Excerpts from the #SuperLeague contract: Barca & Real were set to receive additional 60m€ each. Inter, Milan, Dortmund & Atlético were supposed to receive less than everyone else. Clubs were to exclusively broadcast live games. More:https://t.co/JvYuURviFD @derspiegel @Rafanelli pic.twitter.com/9v9lM6HlQq
— Christoph Winterbach (@derWinterbach) April 23, 2021
UEFA zahlt 2 Mrd. an 32 CL-Klubs, 15 SL-Klubs bekämen 3,5 Mrd.

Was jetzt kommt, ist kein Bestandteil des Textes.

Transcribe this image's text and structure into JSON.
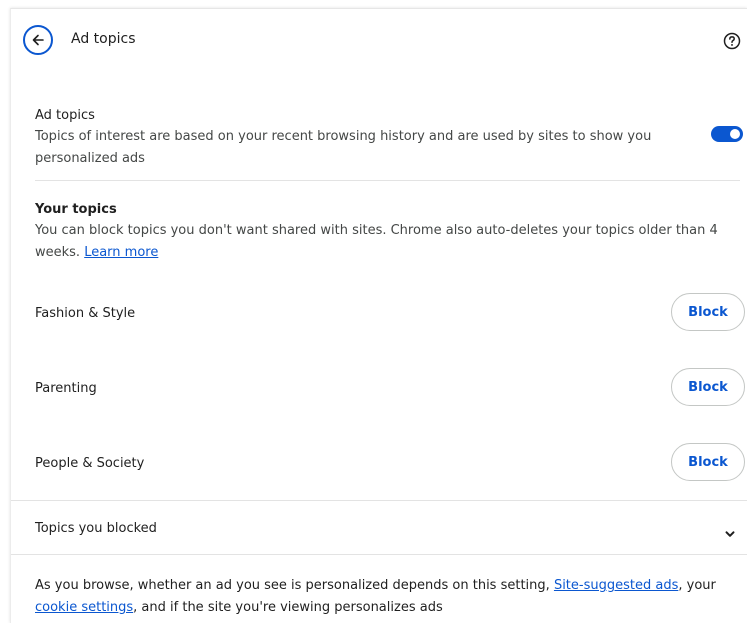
{
  "header": {
    "title": "Ad topics",
    "back_icon": "arrow-back-icon",
    "help_icon": "help-circle-icon"
  },
  "ad_topics_setting": {
    "label": "Ad topics",
    "description": "Topics of interest are based on your recent browsing history and are used by sites to show you personalized ads",
    "toggle_on": true
  },
  "your_topics": {
    "heading": "Your topics",
    "description": "You can block topics you don't want shared with sites. Chrome also auto-deletes your topics older than 4 weeks.",
    "learn_more": "Learn more"
  },
  "topics": [
    {
      "label": "Fashion & Style",
      "button": "Block"
    },
    {
      "label": "Parenting",
      "button": "Block"
    },
    {
      "label": "People & Society",
      "button": "Block"
    }
  ],
  "blocked_section": {
    "label": "Topics you blocked",
    "expand_icon": "chevron-down-icon"
  },
  "footer": {
    "text_1": "As you browse, whether an ad you see is personalized depends on this setting,",
    "link_1": "Site-suggested ads",
    "text_2": ", your",
    "link_2": "cookie settings",
    "text_3": ", and if the site you're viewing personalizes ads"
  },
  "colors": {
    "accent": "#0b57d0",
    "divider": "#e3e3e3",
    "text": "#1f1f1f"
  }
}
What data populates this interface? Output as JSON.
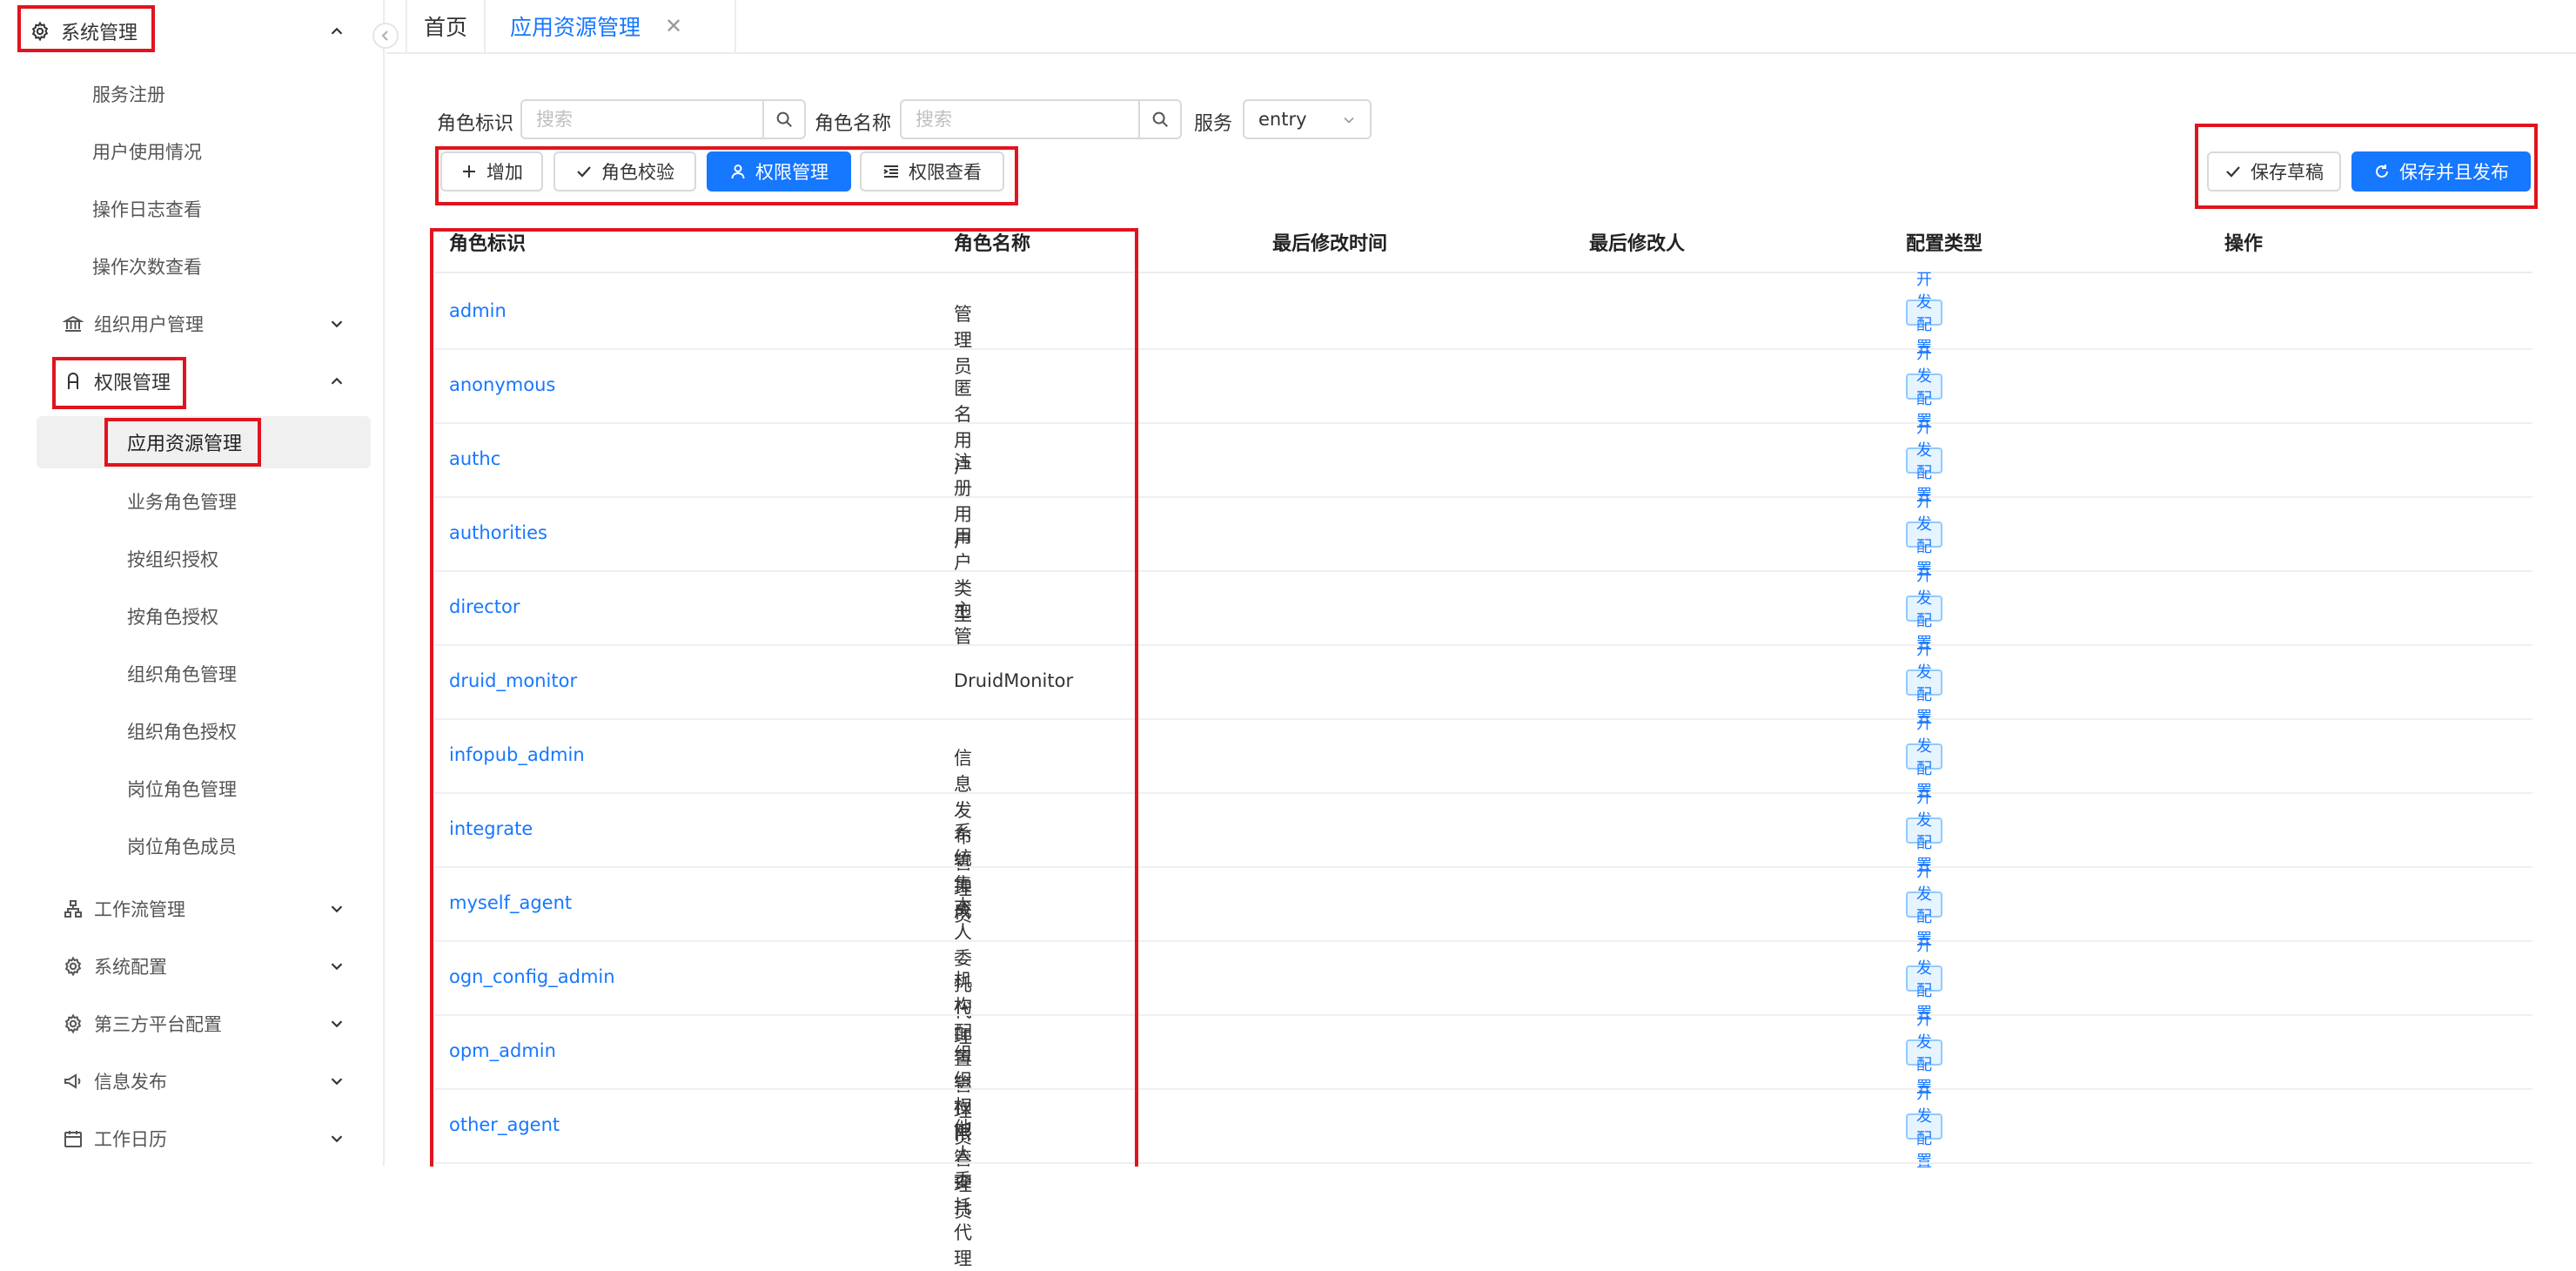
{
  "sidebar": {
    "items": [
      {
        "label": "系统管理",
        "icon": "gear-icon",
        "expanded": true
      },
      {
        "label": "服务注册"
      },
      {
        "label": "用户使用情况"
      },
      {
        "label": "操作日志查看"
      },
      {
        "label": "操作次数查看"
      },
      {
        "label": "组织用户管理",
        "icon": "bank-icon",
        "expanded": false
      },
      {
        "label": "权限管理",
        "icon": "user-lock-icon",
        "expanded": true
      },
      {
        "label": "应用资源管理",
        "active": true
      },
      {
        "label": "业务角色管理"
      },
      {
        "label": "按组织授权"
      },
      {
        "label": "按角色授权"
      },
      {
        "label": "组织角色管理"
      },
      {
        "label": "组织角色授权"
      },
      {
        "label": "岗位角色管理"
      },
      {
        "label": "岗位角色成员"
      },
      {
        "label": "工作流管理",
        "icon": "workflow-icon",
        "expanded": false
      },
      {
        "label": "系统配置",
        "icon": "gear-icon",
        "expanded": false
      },
      {
        "label": "第三方平台配置",
        "icon": "gear-icon",
        "expanded": false
      },
      {
        "label": "信息发布",
        "icon": "megaphone-icon",
        "expanded": false
      },
      {
        "label": "工作日历",
        "icon": "calendar-icon",
        "expanded": false
      }
    ]
  },
  "tabs": {
    "home": "首页",
    "active": "应用资源管理",
    "close": "✕"
  },
  "filters": {
    "role_id_label": "角色标识",
    "role_id_placeholder": "搜索",
    "role_name_label": "角色名称",
    "role_name_placeholder": "搜索",
    "service_label": "服务",
    "service_value": "entry"
  },
  "toolbar": {
    "add": "增加",
    "verify": "角色校验",
    "permission_manage": "权限管理",
    "permission_view": "权限查看",
    "save_draft": "保存草稿",
    "save_publish": "保存并且发布"
  },
  "table": {
    "columns": [
      "角色标识",
      "角色名称",
      "最后修改时间",
      "最后修改人",
      "配置类型",
      "操作"
    ],
    "rows": [
      {
        "id": "admin",
        "name": "管理员",
        "type": "开发配置"
      },
      {
        "id": "anonymous",
        "name": "匿名用户",
        "type": "开发配置"
      },
      {
        "id": "authc",
        "name": "注册用户",
        "type": "开发配置"
      },
      {
        "id": "authorities",
        "name": "用户类型",
        "type": "开发配置"
      },
      {
        "id": "director",
        "name": "主管",
        "type": "开发配置"
      },
      {
        "id": "druid_monitor",
        "name": "DruidMonitor",
        "type": "开发配置"
      },
      {
        "id": "infopub_admin",
        "name": "信息发布管理员",
        "type": "开发配置"
      },
      {
        "id": "integrate",
        "name": "系统集成",
        "type": "开发配置"
      },
      {
        "id": "myself_agent",
        "name": "本人委托代理",
        "type": "开发配置"
      },
      {
        "id": "ogn_config_admin",
        "name": "机构配置管理员",
        "type": "开发配置"
      },
      {
        "id": "opm_admin",
        "name": "组织权限管理员",
        "type": "开发配置"
      },
      {
        "id": "other_agent",
        "name": "他人委托代理",
        "type": "开发配置"
      }
    ]
  },
  "colors": {
    "accent": "#1677ff",
    "highlight_box": "#e0141e",
    "tag_bg": "#e6f4ff",
    "tag_border": "#91caff"
  }
}
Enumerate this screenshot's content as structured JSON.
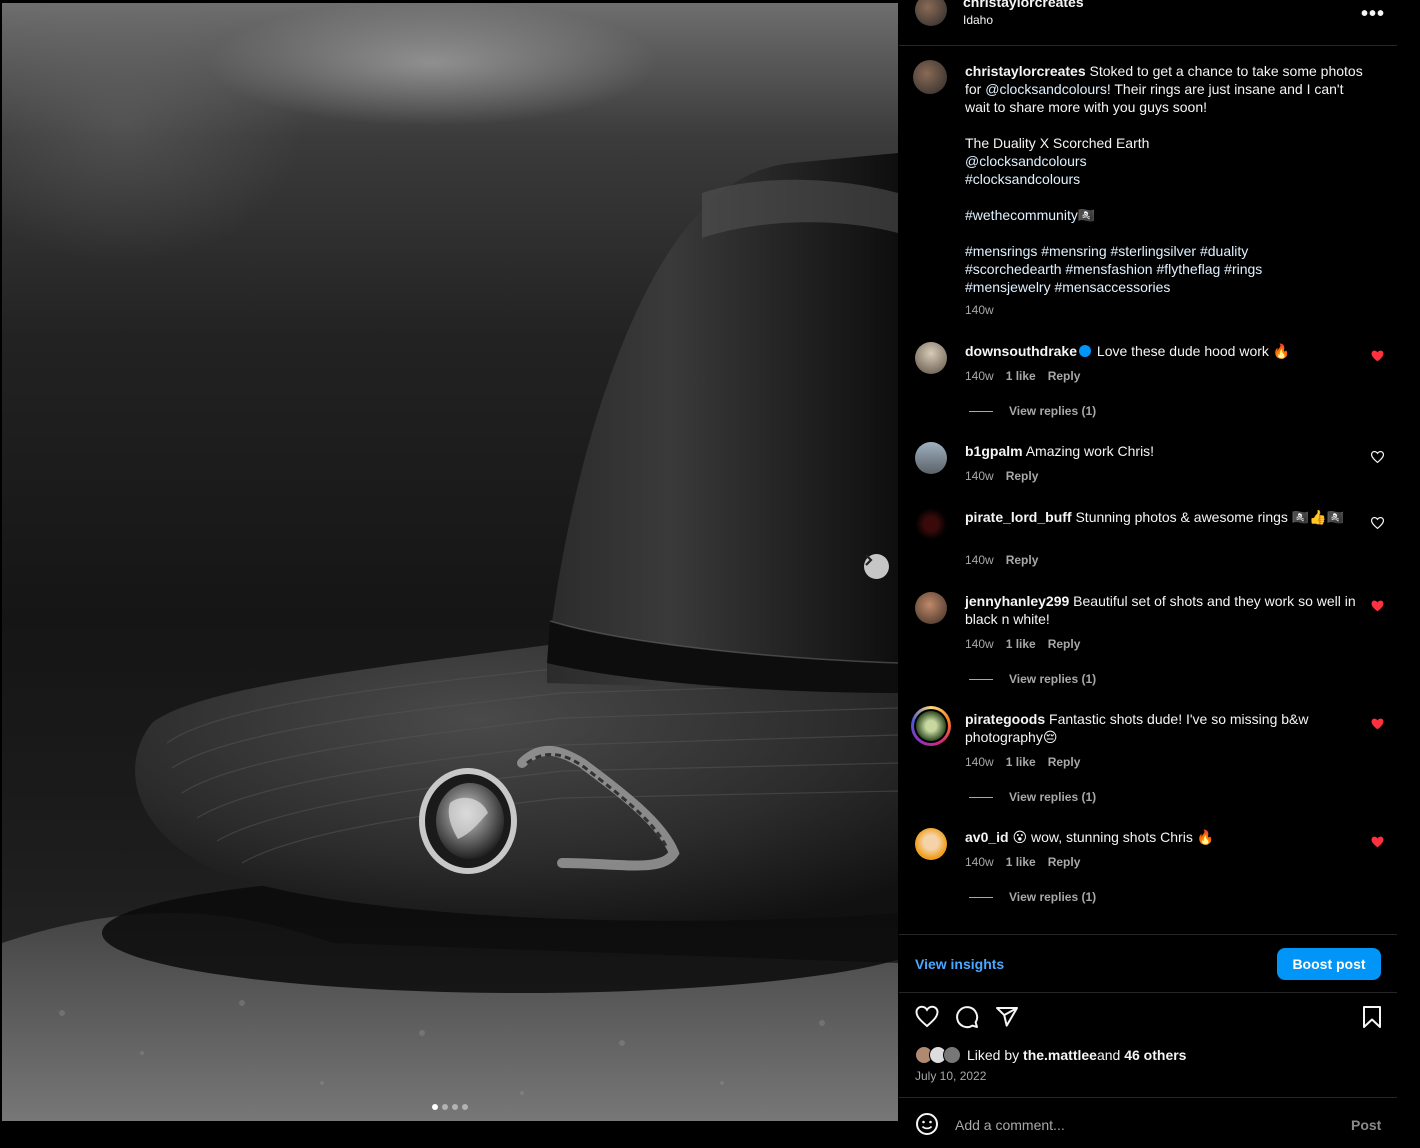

Dazu ein Vergleich: Die UEFA erhielt 2018/19 Einnahmen in Höhe von 3,25 Milliarden Euro – allerdings für sowohl Champions als auch Europa League. An die 32 CL-Klubs gingen am Ende „nur“ 2,04 Milliarden (Real erhielt davon 85 Millionen), auch weil die UEFA mit rund 700 Millionen ganze 22 Prozent der Einnahmen bei sich behielt. Auch diese Verteilung und Intransparenz (Pérez: „Ich weiß, was LeBron James verdient, aber nicht, was der UEFA-Präsident verdient zum Beispiel!“) kritisierten Pérez und Co. und woll(t)en es lieber in die eigene Hand nehmen. Statt 2,04 Milliarden für 32 Klubs sollte es 3,5 für 15 geben – zu verlockend für Liverpool, Chelsea und Co., auch wenn letzten Endes der öffentliche Druck größer als Gier und Machtwille waren. Aber auch wenn die neun abtrünnigen Klubs mitteilten, austreten zu wollen – offiziell raus sind sie aus dem Vertrag noch nicht. Pérez und Co. befinden sich sogesehen in der 93. Minute und sie haben noch Chancen und Joker in der Hinterhand.
Dass die übrigen drei Klubs – Real, Juventus und Barça – nun insgesamt 1,35 Milliarden Euro „geschenkt“ bekommen (neun Mal 150 Millionen), ist zwar mehr als unwahrscheinlich – und doch ist das Spiel noch lange nicht vorbei.